Ils se lancèrent au pas de course, et Arthur se sentit bientôt pris dans le chant vert, un chant vert plus intense qu’il ne l’avait jamais entendu. Les terres cultivées des Rouges ne ressemblaient pas aux fermes des Blancs. Le maïs et les haricots poussaient ensemble pêle-mêle, et d’autres plantes et d’autres animaux vivaient dans les cultures, aussi le chant ne disparaissait-il pas là où on avait labouré et semé. Peut-être existait-il un moyen pour que les machines s’harmonisent avec la terre comme y parvenaient ces fermes. Alvin n’aurait plus alors à choisir.
Au bout d’un moment, Arthur Stuart s’aperçut que le forgeron n’était plus avec lui, et il se fit quelques instants de mauvais sang. Mais il savait que s’inquiéter n’y changerait rien, voire risquait de lui faire perdre le chant vert, aussi s’abandonna-t-il entièrement à la musique de la vie et courut-il sans relâche vers le sud-ouest, par-dessus les collines, à travers les taillis, au milieu des éclaboussures des cours d’eau, le plus en ligne droite que le permettait le terrain, alors que tout ce qui vivait lui ouvrait la voie ou l’aidait à suivre son chemin.

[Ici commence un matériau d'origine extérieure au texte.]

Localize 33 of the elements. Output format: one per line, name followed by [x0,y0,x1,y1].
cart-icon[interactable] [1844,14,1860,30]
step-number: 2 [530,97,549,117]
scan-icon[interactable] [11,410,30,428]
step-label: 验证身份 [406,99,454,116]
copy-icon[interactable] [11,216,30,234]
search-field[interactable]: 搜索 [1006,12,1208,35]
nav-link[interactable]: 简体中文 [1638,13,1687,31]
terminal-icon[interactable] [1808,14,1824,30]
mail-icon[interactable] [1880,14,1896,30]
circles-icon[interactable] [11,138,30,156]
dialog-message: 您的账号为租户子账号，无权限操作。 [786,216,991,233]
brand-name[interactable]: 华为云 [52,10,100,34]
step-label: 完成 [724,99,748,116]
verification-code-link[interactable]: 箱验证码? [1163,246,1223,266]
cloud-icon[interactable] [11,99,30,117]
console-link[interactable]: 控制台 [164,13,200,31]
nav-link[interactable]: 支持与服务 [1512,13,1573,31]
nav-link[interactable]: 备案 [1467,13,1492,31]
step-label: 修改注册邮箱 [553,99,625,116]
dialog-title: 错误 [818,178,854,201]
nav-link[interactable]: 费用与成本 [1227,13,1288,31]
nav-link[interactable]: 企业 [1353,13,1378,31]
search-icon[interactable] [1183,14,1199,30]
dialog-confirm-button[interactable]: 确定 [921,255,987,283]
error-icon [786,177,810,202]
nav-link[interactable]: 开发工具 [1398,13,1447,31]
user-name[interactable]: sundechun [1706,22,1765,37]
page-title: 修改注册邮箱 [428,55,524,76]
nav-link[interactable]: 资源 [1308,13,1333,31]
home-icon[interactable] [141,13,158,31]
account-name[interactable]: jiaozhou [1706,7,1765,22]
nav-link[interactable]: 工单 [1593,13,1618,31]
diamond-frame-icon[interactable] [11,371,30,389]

Il se dit qu’il pouvait même avancer plus vite, et il le fit. Encore plus vite, et il se mit presque à voler. Mais ses pieds savaient toujours où se poser, quand il bondissait il franchissait tous les obstacles, chacune de ses inspirations l’emplissait de plaisir et chacune de ses expirations était un gazouillis de joie.